In ripresa anche l'export spagnolo nel 2016/17 che segna un +16% sul deficitario 2015/16, ritornando su un livello più allineato alla recente media storica. Il 65% del complesso delle spedizioni viene indirizzato in solo 5 destinazioni, nell'ordine: Marocco, Italia, Brasile, Francia e Germania. Prosegue l'aumento dei volumi in atto negli ultimi anni verso il Medio Oriente (Emirati Arabi Uniti, Arabia Saudita e Israele).

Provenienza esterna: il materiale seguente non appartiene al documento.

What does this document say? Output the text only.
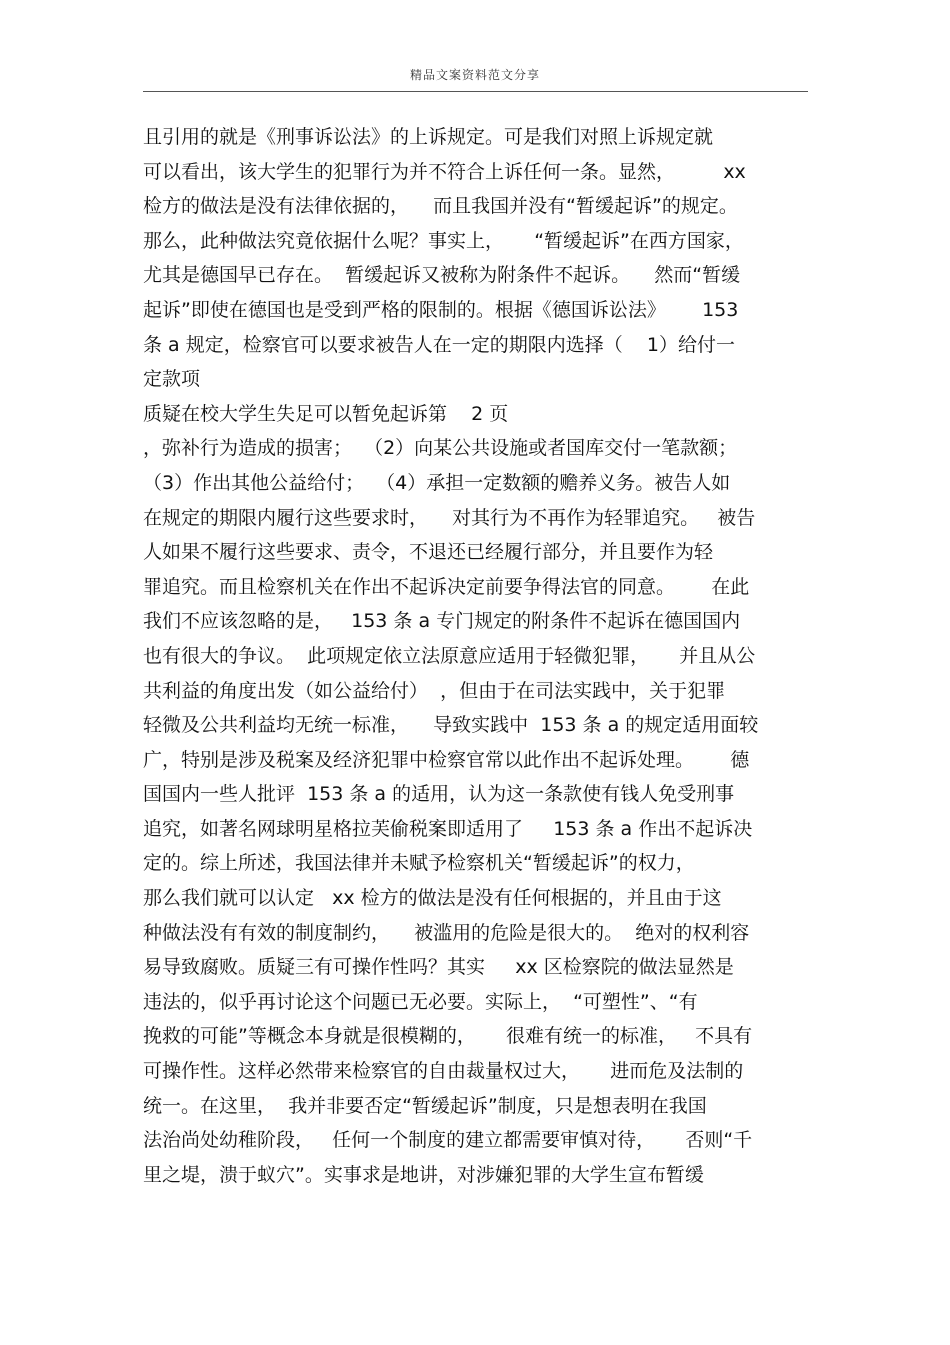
精品文案资料范文分享
且引用的就是《刑事诉讼法》的上诉规定。可是我们对照上诉规定就
可以看出，该大学生的犯罪行为并不符合上诉任何一条。显然，        xx
检方的做法是没有法律依据的，    而且我国并没有“暂缓起诉”的规定。
那么，此种做法究竟依据什么呢？事实上，     “暂缓起诉”在西方国家，
尤其是德国早已存在。  暂缓起诉又被称为附条件不起诉。    然而“暂缓
起诉”即使在德国也是受到严格的限制的。根据《德国诉讼法》      153
条 a 规定，检察官可以要求被告人在一定的期限内选择（    1）给付一
定款项
质疑在校大学生失足可以暂免起诉第    2 页
，弥补行为造成的损害；  （2）向某公共设施或者国库交付一笔款额；
（3）作出其他公益给付；  （4）承担一定数额的赡养义务。被告人如
在规定的期限内履行这些要求时，    对其行为不再作为轻罪追究。   被告
人如果不履行这些要求、责令，不退还已经履行部分，并且要作为轻
罪追究。而且检察机关在作出不起诉决定前要争得法官的同意。      在此
我们不应该忽略的是，   153 条 a 专门规定的附条件不起诉在德国国内
也有很大的争议。  此项规定依立法原意应适用于轻微犯罪，     并且从公
共利益的角度出发（如公益给付）  ，但由于在司法实践中，关于犯罪
轻微及公共利益均无统一标准，    导致实践中  153 条 a 的规定适用面较
广，特别是涉及税案及经济犯罪中检察官常以此作出不起诉处理。      德
国国内一些人批评  153 条 a 的适用，认为这一条款使有钱人免受刑事
追究，如著名网球明星格拉芙偷税案即适用了     153 条 a 作出不起诉决
定的。综上所述，我国法律并未赋予检察机关“暂缓起诉”的权力，
那么我们就可以认定   xx 检方的做法是没有任何根据的，并且由于这
种做法没有有效的制度制约，    被滥用的危险是很大的。  绝对的权利容
易导致腐败。质疑三有可操作性吗？其实     xx 区检察院的做法显然是
违法的，似乎再讨论这个问题已无必要。实际上，  “可塑性”、“有
挽救的可能”等概念本身就是很模糊的，     很难有统一的标准，   不具有
可操作性。这样必然带来检察官的自由裁量权过大，     进而危及法制的
统一。在这里，  我并非要否定“暂缓起诉”制度，只是想表明在我国
法治尚处幼稚阶段，   任何一个制度的建立都需要审慎对待，     否则“千
里之堤，溃于蚁穴”。实事求是地讲，对涉嫌犯罪的大学生宣布暂缓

Il Portogallo ha visto diminuire l'export del 12% rispetto alla campagna commerciale 2015/16, in ragione della limitata offerta. Il primo mercato rimane il Brasile in cui viene destinato circa il 40% delle spedizioni totali. Volumi minori sono stati spediti in Regno Unito, Francia e Germania. Solo verso il mercato tedesco sembrano incrementare i volumi.